I Am Jazz I Am Jazz by Jessica Herthel
My rating: 5 of 5 stars

It's Banned Books Week and I'm celebrating a book that has been banned for its message of positivity and acceptance of transgender kids.

During the years that I was a Guardian ad Litem (Court Appointed Special Advocate) in the child welfare system in Miami I had two cases of children in the foster care system who were transgender. I can unequivocally say that allowing a child to be their authentic self, regardless of the gender assigned at birth, is one of the most powerful gifts you can give. It is literally a life-sustaining gift for some children. Getting there, to that authentic expression, can too often be a difficult process for a child, because of the peers and adults who are in the life of a child who is transgender.

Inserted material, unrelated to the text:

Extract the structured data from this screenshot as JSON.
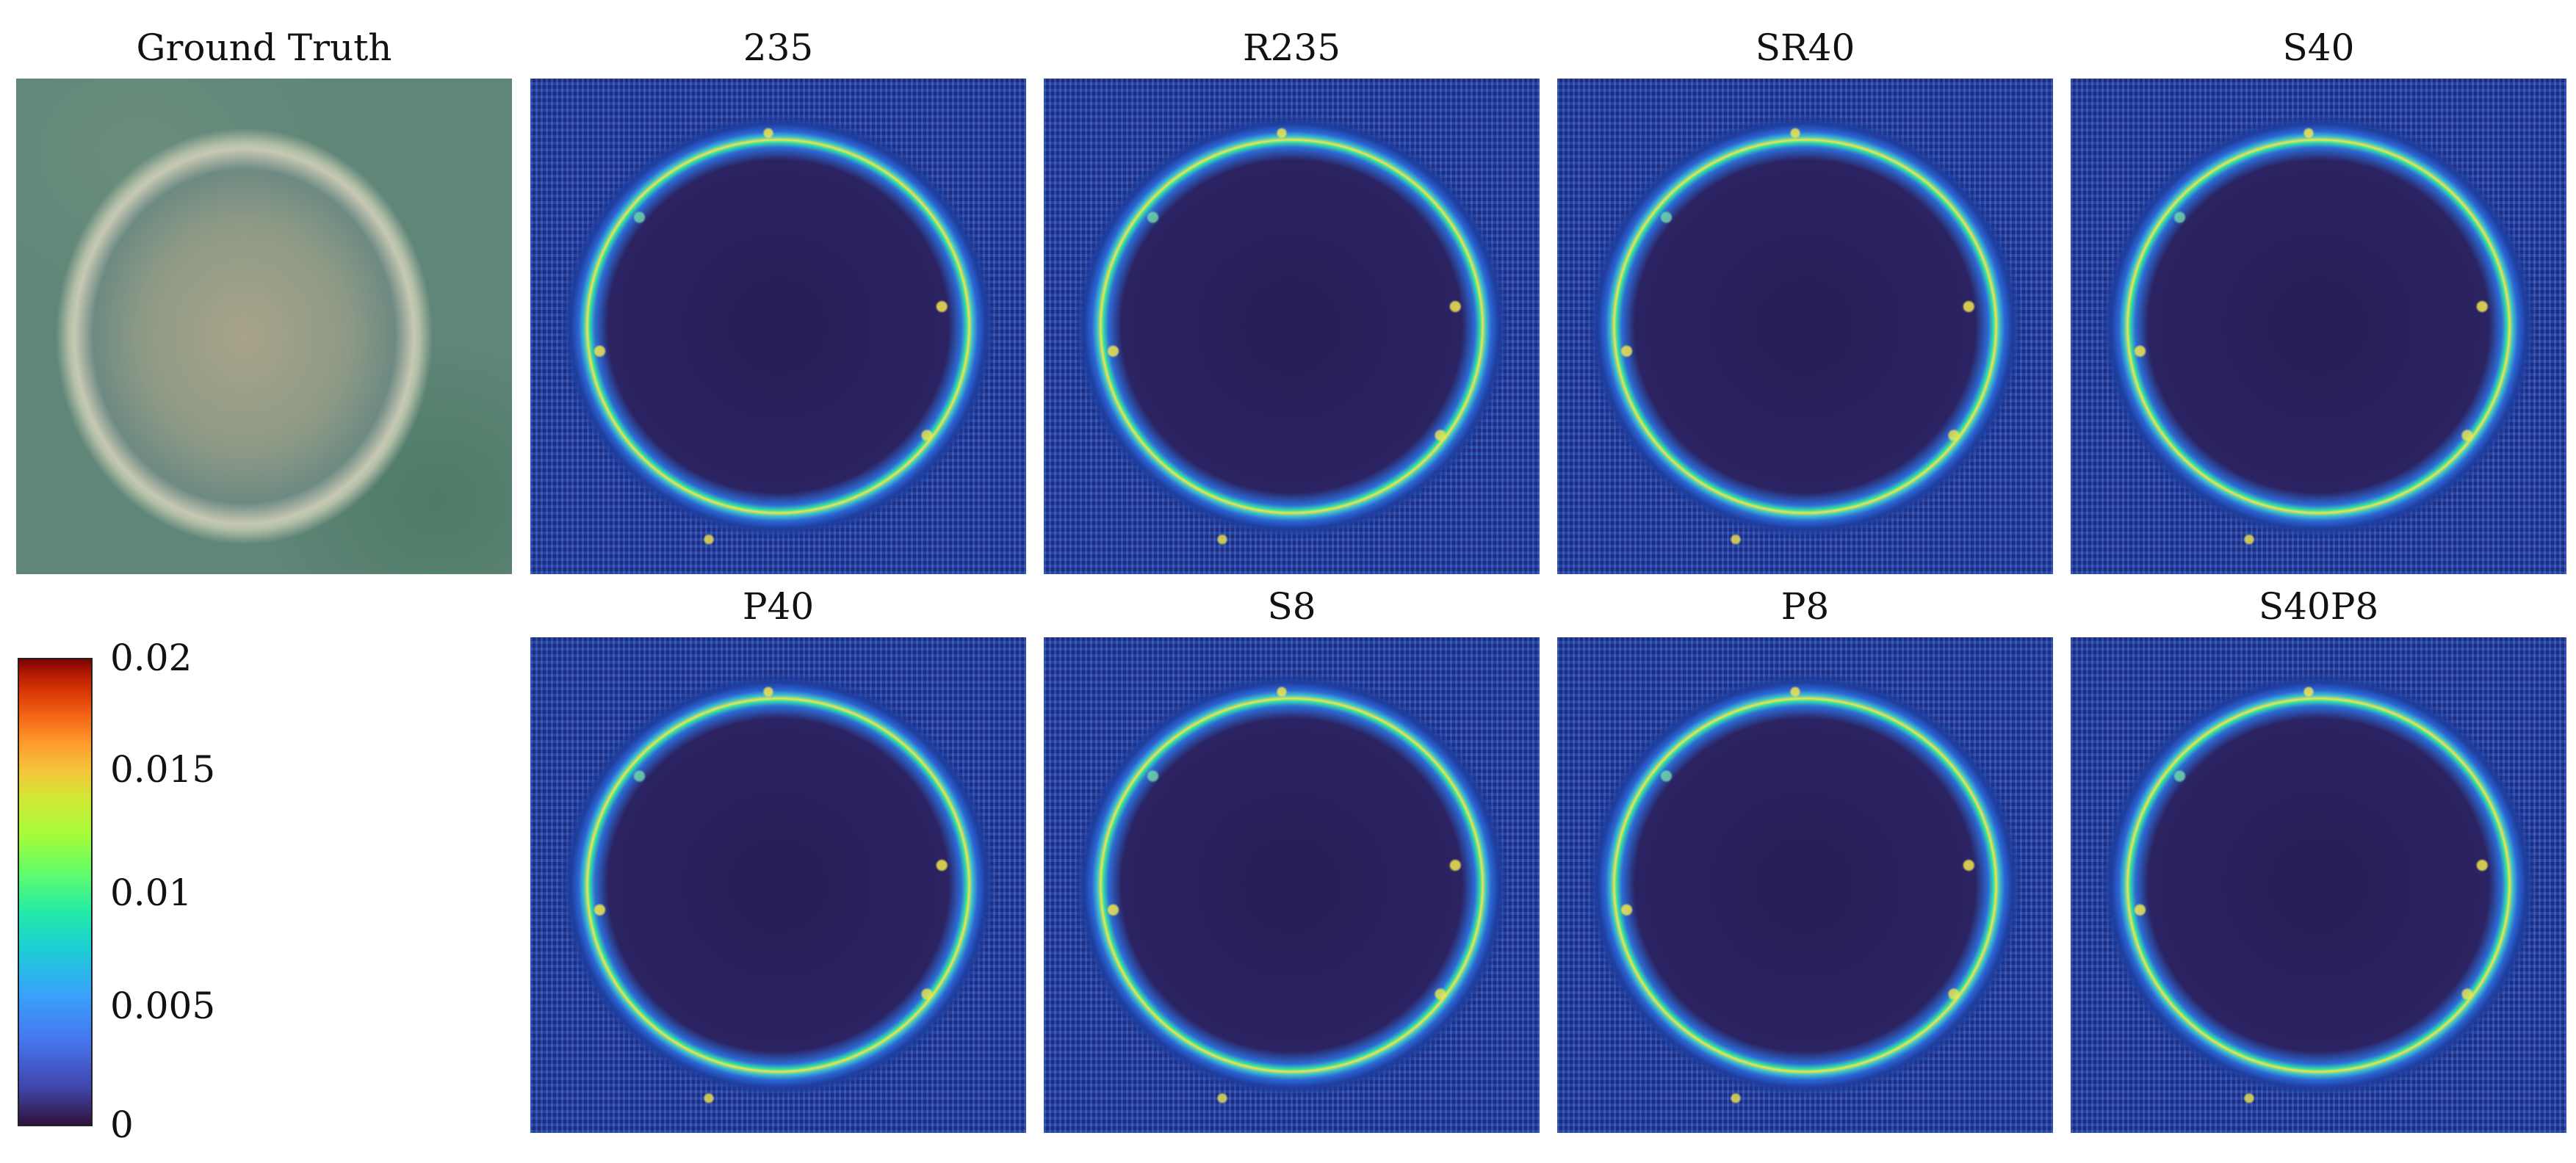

I Am Jazz is a children's picture book that tells the story of Jazz Jennings, a transgender youth activist who hails from my own South Florida. Jazz is the founder of the TransKids Purple Rainbow Foundation and an outspoken member of the LGBTQ community, as well as a media personality with her own TV show on TLC. She recently published Being Jazz detailing her life as a transgender teen. I'm pretty sure that one's been banned, too.

So why am I reviewing a picture book? The younger a child is allowed to express their authentic self, the less likely they are to suffer from the crushing depression and various body issues at puberty that often affect transgender adolescents and can greatly complicate their transition to their true gender. It means making children who feel they are not the right gender aware that this is a known thing, they aren't alone, and that there isn't something wrong with them, all of which is absolutely vital for a trans child. It means giving trans kids more words to share and express how they feel with the adults in their lives, if their parents still haven't fully come to terms with their child's sense of self. It means their peers knowing this is something that happens with some children and that there isn't something wrong with them. It also evidently means that some people think kids shouldn't know about these things and can get a book banned from school and even public library shelves.

Having books out there that reassure trans kids that they're not alone ("There's a book! About a kid just like me! And she's happy!") gives them a head start toward building the resilience to live their lives being their authentic selves. Jazz, with her courage to be herself and share her experience with others, is a role model for all children.

Does your library have any of Jazz's books?